Command line interfaces


As we already laid out in the very first module, the command line is a powerful tool for interacting with your computer. You should already now be familiar with running basic Python commands in the terminal:

python my_script.py

However, as your projects grow in size and complexity, you will often find yourself in need of more advanced ways of interacting with your code. This is where command line interface (CLI) comes into play. A CLI can be seen as a way for you to define the user interface of your application directly in the terminal. Thus, there is no right or wrong way of creating a CLI, it is all about what makes sense for your application.

In this module we are going to look at three different ways of creating a CLI for your machine learning projects. They are all serving a bit different purposes and can therefore be combined in the same project. However, you will most likely also feel that they are overlapping in some areas. That is completely fine, and it is up to you to decide which one to use in which situation.

Project scripts

You might already be familiar with the concept of executable scripts. An executable script is a Python script that can be run directly from the terminal without having to call the Python interpreter. This has been possible for a long time in Python, by the inclusion of a so-called shebang line at the top of the script. However, we are going to look at a specific way of defining executable scripts using the standard pyproject.toml file, which you should have learned about in this module.

❔ Exercises

  1. We are going to assume that you have a training script in your project that you would like to be able to run from the terminal directly without having to call the Python interpreter. Lets assume it is located like this

    src/
    ├── my_project/
    │   ├── __init__.py
    │   ├── train.py
    pyproject.toml
    

    In your pyproject.toml file add the following lines. You will need to alter the paths to match your project.

    [project.scripts]
    train = "my_project.train:main"
    

    what do you think the train = "my_project.train:main" line do?

    Solution

    The line tells Python that we want to create an executable script called train that should run the main function in the train.py file located in the my_project package.

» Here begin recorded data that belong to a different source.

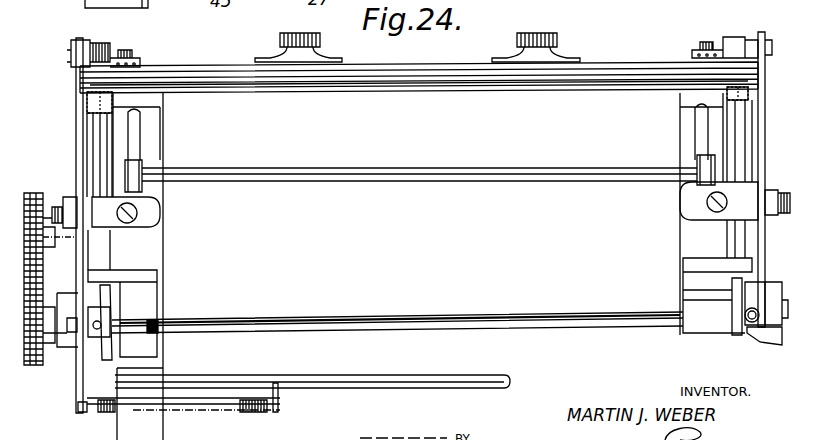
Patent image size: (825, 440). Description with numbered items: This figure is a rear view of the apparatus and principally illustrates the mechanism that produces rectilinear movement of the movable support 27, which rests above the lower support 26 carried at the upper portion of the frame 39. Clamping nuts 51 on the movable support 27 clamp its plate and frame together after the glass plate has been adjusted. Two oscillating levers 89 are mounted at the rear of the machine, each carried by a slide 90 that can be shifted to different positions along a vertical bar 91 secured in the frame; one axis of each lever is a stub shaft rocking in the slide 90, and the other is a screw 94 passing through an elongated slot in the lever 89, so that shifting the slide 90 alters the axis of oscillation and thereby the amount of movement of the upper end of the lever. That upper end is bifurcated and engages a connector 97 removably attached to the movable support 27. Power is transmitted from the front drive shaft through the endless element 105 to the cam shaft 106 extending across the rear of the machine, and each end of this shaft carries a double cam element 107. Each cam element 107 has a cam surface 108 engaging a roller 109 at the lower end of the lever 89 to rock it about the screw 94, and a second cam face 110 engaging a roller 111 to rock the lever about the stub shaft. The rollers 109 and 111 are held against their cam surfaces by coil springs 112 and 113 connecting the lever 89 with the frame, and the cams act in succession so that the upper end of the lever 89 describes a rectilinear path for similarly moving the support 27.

The lower support 26 is at (557, 85).
The movable support 27 is at (634, 54).
The frame 39 is at (678, 127).
The clamping nut 51 is at (270, 30).
The oscillating lever 89 is at (77, 113).
The slide 90 is at (135, 207).
The vertical bar 91 is at (95, 148).
The screw 94 is at (57, 205).
The connector 97 is at (115, 38).
The endless element 105 is at (44, 292).
The cam shaft 106 is at (422, 318).
The double cam element 107 is at (123, 330).
The cam surface 108 is at (795, 284).
The roller 109 is at (75, 332).
The second cam face 110 is at (100, 352).
The roller 111 is at (100, 322).
The coil spring 112 is at (79, 413).
The coil spring 113 is at (206, 398).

  2. Now, all that is left to do is install the project again in editable mode

    pip install -e .
    

    and you should now be able to run the following command in the terminal

    train
    

    Try it out and see if it works.

  3. Add additional scripts to your pyproject.toml file that allows you to run other scripts in your project from the terminal.

    Solution

    We assume that you also have a script called evaluate.py in the my_project package.

    [project.scripts]
    train = "my_project.train:main"
    evaluate = "my_project.evaluate:main"
    

That is all there really is to it. You can now run your scripts directly from the terminal without having to call the Python interpreter. Some good examples of Python packages that uses this approach are numpy, pylint and kedro.

Command line arguments

If you have worked with Python for some time you are probably familiar with the argparse package, which allows you to directly pass in additional arguments to your script in the terminal

python my_script.py --arg1 val1 --arg2 val2

argparse is a very simple way of constructing what is called a command line interfaces. However, one limitation of argparse is the possibility of easily defining an CLI with subcommands. If we take git as an example, git is the main command but it has multiple subcommands: push, pull, commit etc. that all can take their own arguments. This kind of second CLI with subcommands is somewhat possible to do using only argparse, however it requires a bit of hacks.

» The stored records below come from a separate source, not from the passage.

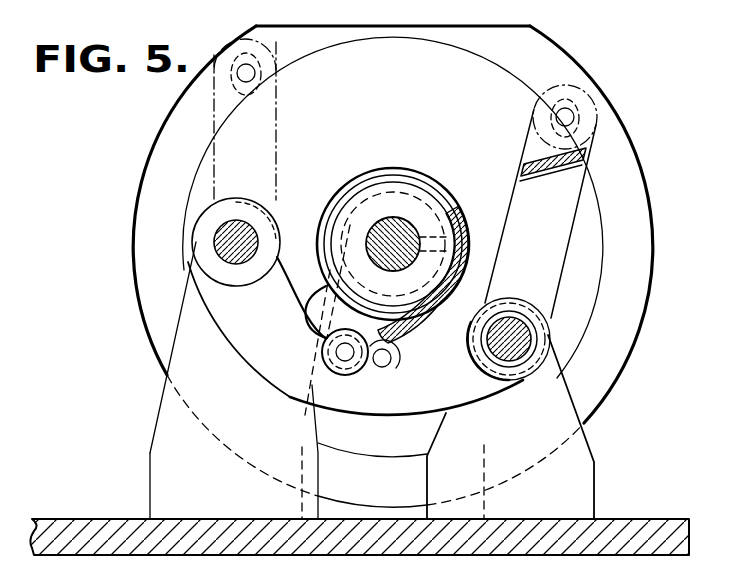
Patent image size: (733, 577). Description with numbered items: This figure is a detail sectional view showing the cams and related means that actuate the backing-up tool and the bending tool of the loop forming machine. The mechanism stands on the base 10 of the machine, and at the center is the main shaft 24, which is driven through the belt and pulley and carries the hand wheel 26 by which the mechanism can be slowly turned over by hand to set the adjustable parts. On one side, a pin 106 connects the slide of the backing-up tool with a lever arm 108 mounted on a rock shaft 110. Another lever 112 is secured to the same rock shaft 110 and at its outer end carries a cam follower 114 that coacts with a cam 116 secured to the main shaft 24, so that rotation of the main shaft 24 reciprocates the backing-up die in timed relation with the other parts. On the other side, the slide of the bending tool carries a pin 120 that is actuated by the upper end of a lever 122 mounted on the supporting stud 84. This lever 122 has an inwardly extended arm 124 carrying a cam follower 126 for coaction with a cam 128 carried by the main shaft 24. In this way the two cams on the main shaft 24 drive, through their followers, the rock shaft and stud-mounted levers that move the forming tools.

The base 10 is at (628, 530).
The hand wheel 26 is at (167, 152).
The main shaft 24 is at (393, 235).
The supporting stud 84 is at (510, 342).
The pin 106 is at (252, 74).
The lever arm 108 is at (274, 108).
The rock shaft 110 is at (228, 243).
The lever 112 is at (262, 352).
The cam follower 114 is at (384, 364).
The cam 116 is at (398, 341).
The pin 120 is at (568, 117).
The lever 122 is at (520, 197).
The arm 124 is at (468, 405).
The cam follower 126 is at (292, 376).
The cam 128 is at (350, 313).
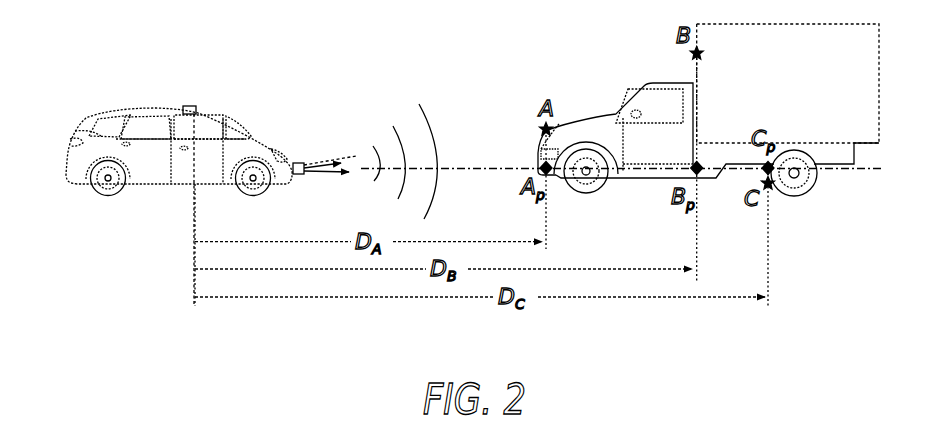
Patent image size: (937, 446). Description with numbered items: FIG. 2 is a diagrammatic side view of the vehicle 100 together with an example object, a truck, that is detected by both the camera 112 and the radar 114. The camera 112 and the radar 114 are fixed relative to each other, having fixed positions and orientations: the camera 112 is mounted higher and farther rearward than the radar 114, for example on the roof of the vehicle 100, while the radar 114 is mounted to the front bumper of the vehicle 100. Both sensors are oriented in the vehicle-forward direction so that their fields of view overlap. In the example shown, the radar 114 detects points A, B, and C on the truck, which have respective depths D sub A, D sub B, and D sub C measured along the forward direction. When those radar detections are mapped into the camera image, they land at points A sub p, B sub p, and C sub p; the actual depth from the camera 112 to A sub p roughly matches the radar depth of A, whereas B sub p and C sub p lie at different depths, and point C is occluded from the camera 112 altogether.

The vehicle 100 is at (71, 126).
The camera 112 is at (190, 103).
The radar 114 is at (297, 160).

You could of course ask the question why we at all would like to have the possibility of defining such CLI. The main argument here is to give users of our code a single entrypoint to interact with our application instead of having multiple scripts. As long as all subcommands are proper documented, then our interface should be simple to interact with (again think git where each subcommand can be given the -h arg to get specific help).

Instead of using argparse we are here going to look at the yyper package. typer extends the functionalities of argparse to allow for easy definition of subcommands and many other things, which we are not going to touch upon in this module. For completeness we should also mention that typer is not the only package for doing this, and of other excellent frameworks for creating command line interfaces easily we can mention click.

❔ Exercises

  1. Start by installing the typer package

    pip install typer
    

    remember to add the package to your requirements.txt file.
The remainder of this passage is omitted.